De la désinvolture de M. Grün traducteur, voici quelques exemples éclatants :

Morelly : « L’intérêt rend les cœurs dénaturés et répand l’amertume sur les plus doux liens qu’il change en de pesantes chaînes, que détestent chez nous les époux en se détestant eux-mêmes. »

M. Grün : « Das Interesse macht die Herzen unnatürlich und verbreitet Bitterkeit über die süssesten Bande, die es in schwere Ketten verwandelt, welche unsre Gatten verabscheuen und sich selbst dazu » (p. 274).

Pur non-sens.

Morelly : « Notre âme... contracte une soif si furieuse qu’elle se suffoque pour l’étancher. »

M. Grün : « Unsere Seele... bekommt... einen so wütenden Durst, dass sie erstickt, um ihn zu loschen » (ibid.).

Encore un pur non-sens.

Morelly : « Ceux qui prétendent régler les mœurs et dicter des lois » etc.

M. Grün : « Die, welche sich dafür ausgeben, die Sitten zu regeln und Gesetze zu diktieren » etc. (p. 275).

Et ces trois fautes pour un seul passage de Morelly, en tout quatorze lignes chez M. Grün ! Dans sa présentation de Morelly, on trouve aussi de grands plagiats de Villegardelle.

Tout son savoir sur le XVIIIe siècle et la Révolution, M. Grün parvient à le résumer en ces termes : « Le sensualisme, le déisme et le théisme donnèrent solidairement assaut au vieux monde. Le vieux monde s’effondra. Quand il fallut bâtir un nouveau monde, le déisme triompha à la Constituante, le théisme à la Convention, le sensualisme pur fut guillotiné ou réduit au silence » (p. 263).

On voit que, chez M. Grün, la manière philosophique d’expédier l’histoire au moyen de quelques catégories empruntées de l’histoire ecclésiastique descend au plus bas degré d’aplatissement, à la littérature de phraseur ; elle ne sert qu’à former une arabesque pour ses plagiats. Avis aux philosophes !

Nous ne nous arrêterons pas aux remarques de M. Grün sur le communisme. Les notes historiques sont copiées des brochures de Cabet ; le Voyage en Icarie est interprété dans le style cher au socialisme vrai (cf. Bürgerbuch et Rheinische Jahrbücher). M. Grün révèle qu’il connaît aussi bien la situation française que la situation anglaise, quand il appelle Cabet le « O’Connell communiste de France » (p. 382); puis il écrit : « Il serait capable de me faire pendre, s’il en avait le pouvoir, et s’il savait ce que je pense et écris à son sujet. Ces agitateurs sont dangereux pour des gens comme nous, parce qu’ils sont bornés » (p. 382).

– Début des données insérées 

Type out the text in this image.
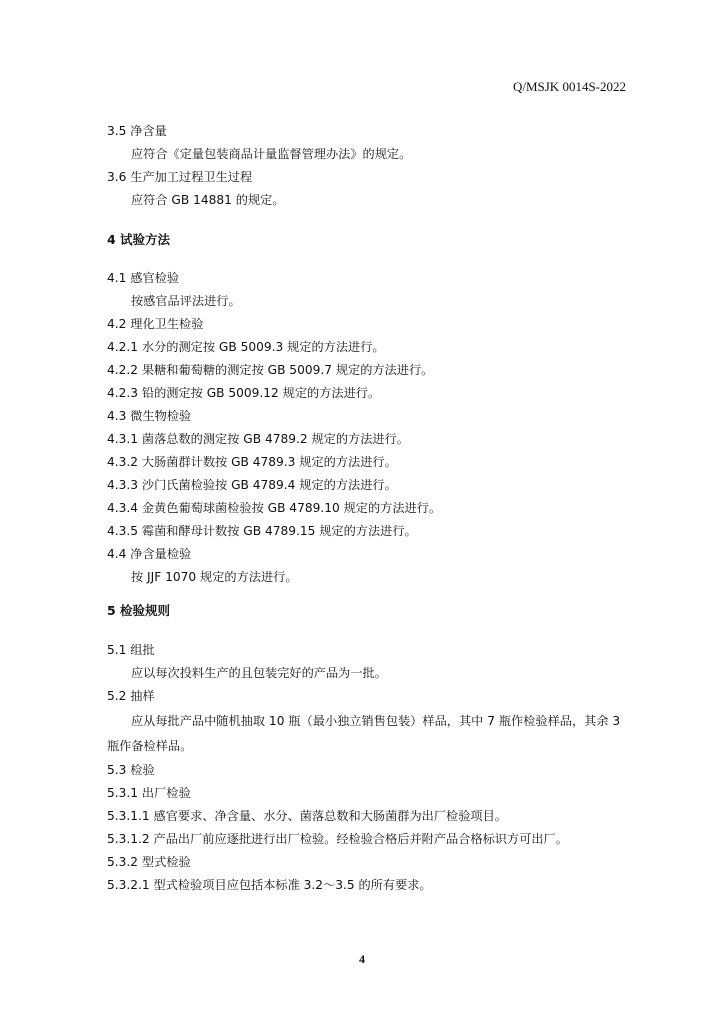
Q/MSJK 0014S-2022
3.5 净含量
应符合《定量包装商品计量监督管理办法》的规定。
3.6 生产加工过程卫生过程
应符合 GB 14881 的规定。
4 试验方法
4.1 感官检验
按感官品评法进行。
4.2 理化卫生检验
4.2.1 水分的测定按 GB 5009.3 规定的方法进行。
4.2.2 果糖和葡萄糖的测定按 GB 5009.7 规定的方法进行。
4.2.3 铅的测定按 GB 5009.12 规定的方法进行。
4.3 微生物检验
4.3.1 菌落总数的测定按 GB 4789.2 规定的方法进行。
4.3.2 大肠菌群计数按 GB 4789.3 规定的方法进行。
4.3.3 沙门氏菌检验按 GB 4789.4 规定的方法进行。
4.3.4 金黄色葡萄球菌检验按 GB 4789.10 规定的方法进行。
4.3.5 霉菌和酵母计数按 GB 4789.15 规定的方法进行。
4.4 净含量检验
按 JJF 1070 规定的方法进行。
5 检验规则
5.1 组批
应以每次投料生产的且包装完好的产品为一批。
5.2 抽样
应从每批产品中随机抽取 10 瓶（最小独立销售包装）样品，其中 7 瓶作检验样品，其余 3
瓶作备检样品。
5.3 检验
5.3.1 出厂检验
5.3.1.1 感官要求、净含量、水分、菌落总数和大肠菌群为出厂检验项目。
5.3.1.2 产品出厂前应逐批进行出厂检验。经检验合格后并附产品合格标识方可出厂。
5.3.2 型式检验
5.3.2.1 型式检验项目应包括本标准 3.2～3.5 的所有要求。
4
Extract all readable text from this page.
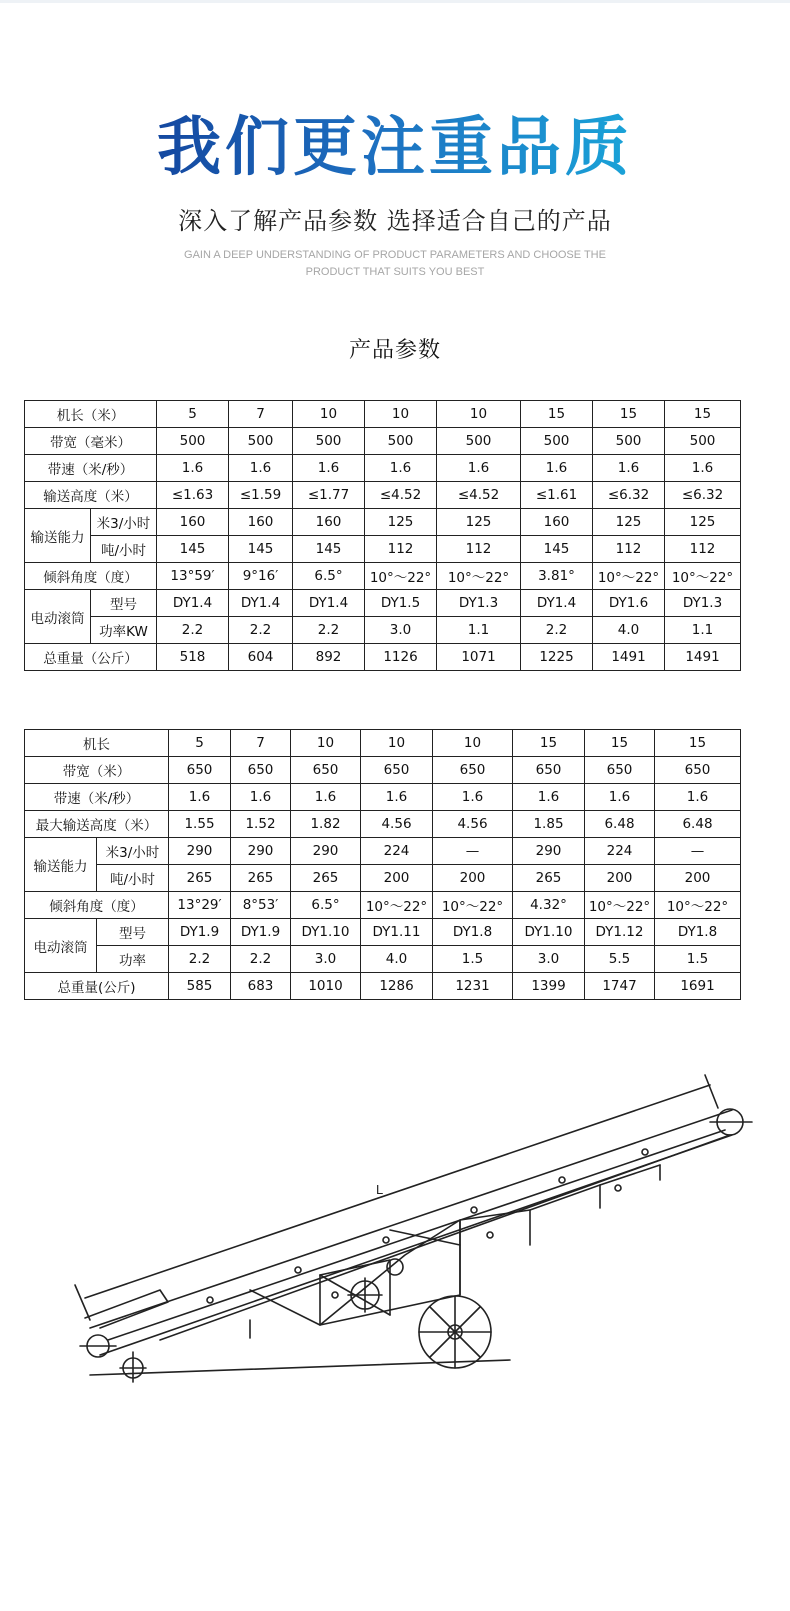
我们更注重品质
深入了解产品参数 选择适合自己的产品
GAIN A DEEP UNDERSTANDING OF PRODUCT PARAMETERS AND CHOOSE THE
PRODUCT THAT SUITS YOU BEST
产品参数
机长（米）		5	7	10	10	10	15	15	15
带宽（毫米）		500	500	500	500	500	500	500	500
带速（米/秒）		1.6	1.6	1.6	1.6	1.6	1.6	1.6	1.6
输送高度（米）		≤1.63	≤1.59	≤1.77	≤4.52	≤4.52	≤1.61	≤6.32	≤6.32
输送能力	米3/小时	160	160	160	125	125	160	125	125
	吨/小时	145	145	145	112	112	145	112	112
倾斜角度（度）		13°59′	9°16′	6.5°	10°～22°	10°～22°	3.81°	10°～22°	10°～22°
电动滚筒	型号	DY1.4	DY1.4	DY1.4	DY1.5	DY1.3	DY1.4	DY1.6	DY1.3
	功率KW	2.2	2.2	2.2	3.0	1.1	2.2	4.0	1.1
总重量（公斤）		518	604	892	1126	1071	1225	1491	1491
机长		5	7	10	10	10	15	15	15
带宽（米）		650	650	650	650	650	650	650	650
带速（米/秒）		1.6	1.6	1.6	1.6	1.6	1.6	1.6	1.6
最大输送高度（米）		1.55	1.52	1.82	4.56	4.56	1.85	6.48	6.48
输送能力	米3/小时	290	290	290	224	—	290	224	—
	吨/小时	265	265	265	200	200	265	200	200
倾斜角度（度）		13°29′	8°53′	6.5°	10°～22°	10°～22°	4.32°	10°～22°	10°～22°
电动滚筒	型号	DY1.9	DY1.9	DY1.10	DY1.11	DY1.8	DY1.10	DY1.12	DY1.8
	功率	2.2	2.2	3.0	4.0	1.5	3.0	5.5	1.5
总重量(公斤)		585	683	1010	1286	1231	1399	1747	1691
L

Proudhon[modifier le wikicode]

« M. Stein s’est décerné à lui-même le plus formidable brevet d’indigence en traitant ce Proudhon en bagatelle (Cf. Einundzwanzig Bogen, p. 84.). » « Il faut, assurément, un peu plus que du Hegel recuit pour suivre cette logique incarnée » (p. 411).

Quelques exemples suffiront pour montrer que, dans ce chapitre aussi, M. Grün reste fidèle à lui-même.

Pour finir, après avoir traduit (p. 437-444) quelques passages d’économie où Proudhon démontre que la propriété est impossible, il s’exclame : « Inutile d’ajouter quoi que ce soit à cette critique de la propriété, qui en est la dissolution complète ! Nous n’écrirons pas ici une nouvelle critique qui abolirait à son tour l’égalité de la production, l’isolement moral des travailleurs égaux. J’ai déjà indiqué plus haut ce qu’il fallait en penser ; le reste » (savoir, ce que M. Grün n’a pas indiqué) « nous le retrouverons lors de la reconstruction de la société, au moment de l’établissement des vrais rapports de propriété » (p. 444).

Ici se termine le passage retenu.